Chereads / Immortal descent / Chapter 2 - A lifetime of Obsession

Chapter 2 - A lifetime of Obsession

The smell of iron and antiseptic lingered in Aeron's memory like a haunting specter. It wasn't just his laboratory; it was his sanctuary, his battlefield, his shrine. Every surface glinted under harsh, fluorescent light—an immaculate temple to science and sacrifice. Here, he had spent decades dissecting life in search of its elusive core, the answer to what he called "the tether."

The tether. That fragile line that bound flesh to spirit, that whispered cruelly to him of mortality.

As he sat in his tattered armchair, staring at the ceiling of his home—a place devoid of warmth or sentiment—his mind drifted. To the first time he had held a scalpel. To the first cadaver he had opened. To the moment he had realized that the mysteries of life could be teased apart, layer by layer, if only he was willing to pay the price.

Aeron's childhood was marked by stillness. Not poverty, not tragedy, but the cold, indifferent stillness of neglect. His parents, both doctors, had viewed him as a nuisance—a complication in their orderly lives. They had taught him early on that emotions were distractions, that attachment was weakness. So he had sought meaning elsewhere, in the cold certainty of science.

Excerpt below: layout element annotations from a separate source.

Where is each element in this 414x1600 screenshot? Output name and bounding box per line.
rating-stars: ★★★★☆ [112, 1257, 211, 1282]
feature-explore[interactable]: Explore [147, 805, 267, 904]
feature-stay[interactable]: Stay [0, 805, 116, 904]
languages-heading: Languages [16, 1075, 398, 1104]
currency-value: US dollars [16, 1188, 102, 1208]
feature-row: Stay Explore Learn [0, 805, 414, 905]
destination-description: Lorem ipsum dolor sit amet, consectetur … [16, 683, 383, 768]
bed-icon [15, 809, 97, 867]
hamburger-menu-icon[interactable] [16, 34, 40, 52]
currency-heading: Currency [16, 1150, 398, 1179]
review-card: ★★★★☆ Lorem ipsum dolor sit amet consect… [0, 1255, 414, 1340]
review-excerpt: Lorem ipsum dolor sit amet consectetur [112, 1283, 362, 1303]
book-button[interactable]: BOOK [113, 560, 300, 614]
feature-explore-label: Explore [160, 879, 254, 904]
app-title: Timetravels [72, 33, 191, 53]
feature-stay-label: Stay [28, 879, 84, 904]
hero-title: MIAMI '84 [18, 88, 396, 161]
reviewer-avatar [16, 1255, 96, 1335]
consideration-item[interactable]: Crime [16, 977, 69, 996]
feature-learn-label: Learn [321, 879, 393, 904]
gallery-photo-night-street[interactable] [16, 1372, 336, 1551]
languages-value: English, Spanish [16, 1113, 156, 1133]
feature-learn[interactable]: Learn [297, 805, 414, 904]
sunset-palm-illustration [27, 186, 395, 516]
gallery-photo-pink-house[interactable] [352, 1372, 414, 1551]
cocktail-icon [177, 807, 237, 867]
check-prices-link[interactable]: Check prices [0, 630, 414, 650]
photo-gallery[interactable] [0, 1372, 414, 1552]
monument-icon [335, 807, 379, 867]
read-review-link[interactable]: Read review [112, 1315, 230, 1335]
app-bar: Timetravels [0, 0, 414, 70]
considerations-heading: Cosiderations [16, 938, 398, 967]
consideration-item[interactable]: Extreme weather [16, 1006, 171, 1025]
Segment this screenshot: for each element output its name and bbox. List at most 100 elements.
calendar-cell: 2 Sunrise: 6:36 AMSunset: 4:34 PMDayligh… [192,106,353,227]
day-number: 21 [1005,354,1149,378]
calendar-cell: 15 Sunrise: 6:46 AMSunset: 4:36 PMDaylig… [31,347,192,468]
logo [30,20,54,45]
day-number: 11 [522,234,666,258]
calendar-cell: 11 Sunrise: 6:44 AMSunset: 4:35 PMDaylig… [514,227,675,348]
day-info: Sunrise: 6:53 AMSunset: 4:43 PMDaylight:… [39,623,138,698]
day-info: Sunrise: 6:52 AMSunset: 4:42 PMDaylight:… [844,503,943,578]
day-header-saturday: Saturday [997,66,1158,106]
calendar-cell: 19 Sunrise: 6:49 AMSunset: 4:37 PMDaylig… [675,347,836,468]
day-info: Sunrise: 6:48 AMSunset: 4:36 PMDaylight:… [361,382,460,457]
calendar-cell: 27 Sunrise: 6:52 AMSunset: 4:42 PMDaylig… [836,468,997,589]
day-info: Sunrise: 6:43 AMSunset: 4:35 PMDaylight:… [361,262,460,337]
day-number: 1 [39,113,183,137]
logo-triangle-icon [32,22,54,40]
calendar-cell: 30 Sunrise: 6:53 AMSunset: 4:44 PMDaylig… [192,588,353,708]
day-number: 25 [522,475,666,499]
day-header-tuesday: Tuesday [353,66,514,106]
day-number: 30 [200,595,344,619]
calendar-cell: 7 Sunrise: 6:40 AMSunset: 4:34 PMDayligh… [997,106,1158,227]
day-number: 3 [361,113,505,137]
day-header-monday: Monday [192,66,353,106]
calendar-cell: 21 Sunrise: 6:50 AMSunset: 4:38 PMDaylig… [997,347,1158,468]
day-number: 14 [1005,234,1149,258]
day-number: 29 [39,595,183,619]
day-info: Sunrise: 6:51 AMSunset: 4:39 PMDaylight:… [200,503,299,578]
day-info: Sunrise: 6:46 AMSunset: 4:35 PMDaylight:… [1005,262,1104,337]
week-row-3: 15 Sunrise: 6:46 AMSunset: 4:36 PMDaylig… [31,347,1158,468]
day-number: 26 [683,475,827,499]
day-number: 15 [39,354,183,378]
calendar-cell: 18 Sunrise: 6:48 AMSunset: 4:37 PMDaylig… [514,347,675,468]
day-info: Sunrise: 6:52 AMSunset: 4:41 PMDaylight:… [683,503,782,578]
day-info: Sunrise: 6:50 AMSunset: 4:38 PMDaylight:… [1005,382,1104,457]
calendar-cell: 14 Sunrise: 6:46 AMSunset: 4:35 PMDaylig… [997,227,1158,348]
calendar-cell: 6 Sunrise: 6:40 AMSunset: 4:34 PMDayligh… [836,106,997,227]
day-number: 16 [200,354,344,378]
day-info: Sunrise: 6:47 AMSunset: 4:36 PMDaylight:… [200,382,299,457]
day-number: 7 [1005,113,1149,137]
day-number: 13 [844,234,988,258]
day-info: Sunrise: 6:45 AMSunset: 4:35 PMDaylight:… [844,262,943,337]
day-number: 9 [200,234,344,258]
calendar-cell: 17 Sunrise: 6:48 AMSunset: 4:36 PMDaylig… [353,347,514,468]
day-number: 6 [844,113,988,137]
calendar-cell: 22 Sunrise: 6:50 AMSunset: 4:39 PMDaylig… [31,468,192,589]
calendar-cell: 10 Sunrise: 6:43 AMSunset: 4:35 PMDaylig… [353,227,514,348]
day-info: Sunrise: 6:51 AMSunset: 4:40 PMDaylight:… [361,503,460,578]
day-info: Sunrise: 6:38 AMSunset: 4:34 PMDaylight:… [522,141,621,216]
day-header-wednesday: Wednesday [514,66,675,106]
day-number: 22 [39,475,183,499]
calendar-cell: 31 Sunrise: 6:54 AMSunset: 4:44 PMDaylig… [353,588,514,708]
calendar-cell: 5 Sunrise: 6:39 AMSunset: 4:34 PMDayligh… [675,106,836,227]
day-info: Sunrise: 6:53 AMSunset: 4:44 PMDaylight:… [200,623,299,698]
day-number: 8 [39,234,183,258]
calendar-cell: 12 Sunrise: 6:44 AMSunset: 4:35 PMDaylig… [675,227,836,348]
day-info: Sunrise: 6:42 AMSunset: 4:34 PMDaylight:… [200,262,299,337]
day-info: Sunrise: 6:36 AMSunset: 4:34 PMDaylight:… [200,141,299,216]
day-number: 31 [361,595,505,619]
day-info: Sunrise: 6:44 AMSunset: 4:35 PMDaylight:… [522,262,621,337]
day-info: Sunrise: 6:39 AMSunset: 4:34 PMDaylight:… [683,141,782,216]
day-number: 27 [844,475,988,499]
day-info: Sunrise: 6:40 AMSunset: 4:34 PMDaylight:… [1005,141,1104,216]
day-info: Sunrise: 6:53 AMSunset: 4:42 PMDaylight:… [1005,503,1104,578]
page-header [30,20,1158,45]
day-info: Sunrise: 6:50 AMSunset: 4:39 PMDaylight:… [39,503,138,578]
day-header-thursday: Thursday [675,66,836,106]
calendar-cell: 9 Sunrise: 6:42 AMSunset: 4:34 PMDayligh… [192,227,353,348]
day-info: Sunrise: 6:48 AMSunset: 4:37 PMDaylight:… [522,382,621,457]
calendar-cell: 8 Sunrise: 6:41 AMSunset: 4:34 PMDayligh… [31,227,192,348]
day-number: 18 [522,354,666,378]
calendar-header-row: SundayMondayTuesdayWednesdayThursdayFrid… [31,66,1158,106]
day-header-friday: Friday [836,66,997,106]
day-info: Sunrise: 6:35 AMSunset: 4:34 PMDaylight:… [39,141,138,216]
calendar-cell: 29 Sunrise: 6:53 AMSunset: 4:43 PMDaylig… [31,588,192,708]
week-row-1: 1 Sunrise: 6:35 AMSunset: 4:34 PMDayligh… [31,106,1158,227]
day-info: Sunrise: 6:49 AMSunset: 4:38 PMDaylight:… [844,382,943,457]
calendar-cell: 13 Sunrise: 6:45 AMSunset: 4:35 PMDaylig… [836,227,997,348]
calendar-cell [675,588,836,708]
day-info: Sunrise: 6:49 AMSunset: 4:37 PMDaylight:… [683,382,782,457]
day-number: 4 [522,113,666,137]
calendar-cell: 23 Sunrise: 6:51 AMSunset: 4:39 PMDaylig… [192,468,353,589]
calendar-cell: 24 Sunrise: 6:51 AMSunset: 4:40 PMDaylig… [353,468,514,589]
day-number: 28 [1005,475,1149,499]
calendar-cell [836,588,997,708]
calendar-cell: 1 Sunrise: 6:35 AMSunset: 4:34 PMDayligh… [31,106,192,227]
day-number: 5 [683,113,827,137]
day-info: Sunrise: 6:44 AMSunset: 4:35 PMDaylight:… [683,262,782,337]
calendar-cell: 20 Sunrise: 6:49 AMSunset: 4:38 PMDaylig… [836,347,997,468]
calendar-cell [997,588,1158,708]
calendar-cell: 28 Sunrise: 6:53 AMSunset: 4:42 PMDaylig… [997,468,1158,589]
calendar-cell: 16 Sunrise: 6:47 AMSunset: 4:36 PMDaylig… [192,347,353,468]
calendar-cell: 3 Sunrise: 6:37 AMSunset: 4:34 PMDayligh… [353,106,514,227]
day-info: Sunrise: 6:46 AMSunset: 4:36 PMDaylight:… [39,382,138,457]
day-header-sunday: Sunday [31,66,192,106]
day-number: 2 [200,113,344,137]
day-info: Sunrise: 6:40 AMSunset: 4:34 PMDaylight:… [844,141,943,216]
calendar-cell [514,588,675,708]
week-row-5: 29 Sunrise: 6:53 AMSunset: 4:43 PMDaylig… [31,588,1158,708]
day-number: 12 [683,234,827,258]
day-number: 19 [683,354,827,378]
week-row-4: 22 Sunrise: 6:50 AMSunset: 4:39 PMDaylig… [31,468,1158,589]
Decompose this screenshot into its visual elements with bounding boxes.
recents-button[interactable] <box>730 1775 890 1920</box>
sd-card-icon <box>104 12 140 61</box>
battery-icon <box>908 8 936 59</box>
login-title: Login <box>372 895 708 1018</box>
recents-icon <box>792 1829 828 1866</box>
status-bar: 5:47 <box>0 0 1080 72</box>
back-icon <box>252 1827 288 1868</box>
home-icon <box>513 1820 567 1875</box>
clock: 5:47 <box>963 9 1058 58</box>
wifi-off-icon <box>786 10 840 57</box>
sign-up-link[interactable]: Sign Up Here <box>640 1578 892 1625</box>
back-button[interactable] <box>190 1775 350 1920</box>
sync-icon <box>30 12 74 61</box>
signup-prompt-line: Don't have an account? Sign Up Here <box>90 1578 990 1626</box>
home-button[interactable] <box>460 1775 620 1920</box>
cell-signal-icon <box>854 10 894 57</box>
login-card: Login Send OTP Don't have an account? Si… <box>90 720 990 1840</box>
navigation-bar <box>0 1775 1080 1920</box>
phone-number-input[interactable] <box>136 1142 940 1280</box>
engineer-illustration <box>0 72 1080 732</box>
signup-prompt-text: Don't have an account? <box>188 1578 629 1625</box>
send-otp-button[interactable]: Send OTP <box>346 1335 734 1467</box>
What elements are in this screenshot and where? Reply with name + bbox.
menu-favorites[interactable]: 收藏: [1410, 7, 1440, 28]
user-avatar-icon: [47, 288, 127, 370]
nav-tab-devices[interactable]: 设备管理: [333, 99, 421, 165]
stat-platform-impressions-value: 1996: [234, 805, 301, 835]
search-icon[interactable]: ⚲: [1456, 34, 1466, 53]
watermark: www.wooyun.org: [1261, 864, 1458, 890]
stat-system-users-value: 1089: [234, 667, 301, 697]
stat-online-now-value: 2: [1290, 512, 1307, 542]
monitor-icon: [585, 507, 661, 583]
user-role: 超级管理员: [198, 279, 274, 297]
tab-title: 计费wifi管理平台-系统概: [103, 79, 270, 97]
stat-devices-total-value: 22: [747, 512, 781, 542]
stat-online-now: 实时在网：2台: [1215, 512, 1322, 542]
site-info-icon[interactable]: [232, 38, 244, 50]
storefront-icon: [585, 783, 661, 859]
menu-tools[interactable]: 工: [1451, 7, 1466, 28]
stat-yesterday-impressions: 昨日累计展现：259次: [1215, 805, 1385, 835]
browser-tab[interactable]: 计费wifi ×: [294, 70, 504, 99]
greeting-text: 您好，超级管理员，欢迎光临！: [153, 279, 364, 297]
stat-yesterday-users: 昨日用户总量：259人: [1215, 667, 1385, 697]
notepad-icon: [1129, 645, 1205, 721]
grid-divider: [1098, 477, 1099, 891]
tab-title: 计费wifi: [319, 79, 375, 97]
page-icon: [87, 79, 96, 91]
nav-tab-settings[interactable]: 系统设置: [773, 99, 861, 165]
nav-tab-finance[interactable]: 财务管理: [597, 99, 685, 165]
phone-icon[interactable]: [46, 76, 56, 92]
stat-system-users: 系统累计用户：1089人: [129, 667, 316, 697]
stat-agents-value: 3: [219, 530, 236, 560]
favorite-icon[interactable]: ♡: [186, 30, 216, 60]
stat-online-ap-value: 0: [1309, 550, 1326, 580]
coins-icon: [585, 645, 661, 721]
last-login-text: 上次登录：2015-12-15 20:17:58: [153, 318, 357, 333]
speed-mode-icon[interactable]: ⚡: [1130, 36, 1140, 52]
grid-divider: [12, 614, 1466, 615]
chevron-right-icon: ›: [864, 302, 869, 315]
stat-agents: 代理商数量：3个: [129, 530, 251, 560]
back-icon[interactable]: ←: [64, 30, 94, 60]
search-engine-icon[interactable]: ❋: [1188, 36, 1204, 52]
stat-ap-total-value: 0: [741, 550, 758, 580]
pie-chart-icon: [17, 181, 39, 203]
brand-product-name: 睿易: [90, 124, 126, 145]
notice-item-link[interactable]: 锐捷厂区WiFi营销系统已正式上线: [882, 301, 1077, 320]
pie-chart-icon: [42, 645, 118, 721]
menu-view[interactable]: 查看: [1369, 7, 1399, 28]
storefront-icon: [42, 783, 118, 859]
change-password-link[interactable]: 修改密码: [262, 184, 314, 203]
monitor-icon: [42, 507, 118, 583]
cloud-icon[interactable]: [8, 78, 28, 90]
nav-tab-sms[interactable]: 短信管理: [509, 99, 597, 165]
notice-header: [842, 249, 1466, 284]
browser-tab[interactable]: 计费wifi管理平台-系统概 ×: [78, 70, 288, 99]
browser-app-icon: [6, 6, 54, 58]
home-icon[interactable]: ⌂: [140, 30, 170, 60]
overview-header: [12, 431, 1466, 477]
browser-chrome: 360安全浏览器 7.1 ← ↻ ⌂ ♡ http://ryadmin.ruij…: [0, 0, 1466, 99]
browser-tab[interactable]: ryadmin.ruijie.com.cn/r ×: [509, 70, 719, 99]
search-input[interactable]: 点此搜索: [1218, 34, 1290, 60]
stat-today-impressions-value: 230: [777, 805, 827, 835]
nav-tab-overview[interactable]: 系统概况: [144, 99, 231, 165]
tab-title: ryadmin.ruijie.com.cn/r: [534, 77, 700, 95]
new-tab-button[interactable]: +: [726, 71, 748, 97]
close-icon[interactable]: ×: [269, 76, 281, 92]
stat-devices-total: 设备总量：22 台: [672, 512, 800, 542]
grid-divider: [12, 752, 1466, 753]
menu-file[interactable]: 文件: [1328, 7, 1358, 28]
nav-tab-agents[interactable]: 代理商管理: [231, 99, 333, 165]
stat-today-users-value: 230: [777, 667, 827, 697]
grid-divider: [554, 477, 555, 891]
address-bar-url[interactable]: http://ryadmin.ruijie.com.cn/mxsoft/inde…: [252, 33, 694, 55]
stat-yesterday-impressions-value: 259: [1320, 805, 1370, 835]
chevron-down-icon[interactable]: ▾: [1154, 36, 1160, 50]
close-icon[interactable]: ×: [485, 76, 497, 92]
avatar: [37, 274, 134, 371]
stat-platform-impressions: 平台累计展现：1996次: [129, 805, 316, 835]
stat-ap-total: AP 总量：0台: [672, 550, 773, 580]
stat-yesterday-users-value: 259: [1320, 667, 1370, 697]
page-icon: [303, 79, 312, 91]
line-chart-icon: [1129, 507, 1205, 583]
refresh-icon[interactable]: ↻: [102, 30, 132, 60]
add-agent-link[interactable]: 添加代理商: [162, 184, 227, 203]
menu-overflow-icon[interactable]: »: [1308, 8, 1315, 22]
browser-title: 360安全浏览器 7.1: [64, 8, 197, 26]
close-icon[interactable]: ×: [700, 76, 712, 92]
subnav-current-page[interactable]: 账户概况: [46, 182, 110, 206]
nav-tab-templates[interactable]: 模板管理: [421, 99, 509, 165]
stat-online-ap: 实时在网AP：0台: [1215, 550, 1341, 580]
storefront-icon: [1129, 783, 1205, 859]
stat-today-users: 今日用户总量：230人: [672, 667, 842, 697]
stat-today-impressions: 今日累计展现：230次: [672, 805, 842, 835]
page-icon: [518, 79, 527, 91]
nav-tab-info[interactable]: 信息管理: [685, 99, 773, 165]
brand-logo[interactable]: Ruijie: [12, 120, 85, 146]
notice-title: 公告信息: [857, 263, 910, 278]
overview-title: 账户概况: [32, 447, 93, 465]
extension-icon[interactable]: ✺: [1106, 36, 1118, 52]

His first experiments had been crude. Dead birds and small animals, gathered from alleys and forests, opened under shaky hands. By the time he entered university, his peers considered him a prodigy, though his methods were whispered about in nervous tones.

As Aeron aged, his brilliance became a mask for something darker. His peers moved on to families, careers, and legacies, but he delved deeper into his quest. Relationships fell away, replaced by sleepless nights and blood-streaked notebooks.

He grew callous, willing to do anything—anything—to find the answers he sought. He justified his experiments as sacrifices for the greater good, though deep down, he knew it was a lie. He wanted immortality for himself. To transcend the limitations of flesh.

The breakthroughs came, but they were never enough. He learned how to slow cellular decay, how to regenerate tissue. He extended the lives of mice, then dogs. But the leap from delaying death to defying it remained out of reach.

By the time Aeron reached his sixties, his body had begun to fail him. His hands trembled, and his once-sharp eyes blurred under the strain of reading his endless notes. But his mind burned brighter than ever, driven by desperation.

In the weeks leading up to his final experiment, he isolated himself completely. He stopped eating regularly, stopped sleeping, stopped caring about anything but the tether. The whispers in his mind grew louder, urging him on, mocking his failures.

The night after his failure, Aeron sat in his armchair, unable to move. His chest ached, and his vision dimmed. He tried to reach for the notebook on the table beside him but found his fingers unwilling to obey.

A voice echoed faintly in his mind. Was it his own? Or something else?

"You have spent your life chasing shadows. Now you will become one."

As the pain in his chest intensified, he smiled bitterly. Even now, in the face of death, he could not let go of his dream. He clung to it, like a drowning man clings to the last breath of air before the depths consume him.

Darkness crept in, and the last thing Aeron saw was the cold, unfeeling glow of the fluorescent light above him.

And then, silence.

Not the silence of death, but something deeper. A silence that felt alive.

Unseen whispers began to encircle him, growing louder. They didn't mourn his passing. They welcomed him.

"You wanted eternity. Let us see if you are worthy of it."

Aeron's consciousness trembled as the void began to pull him in.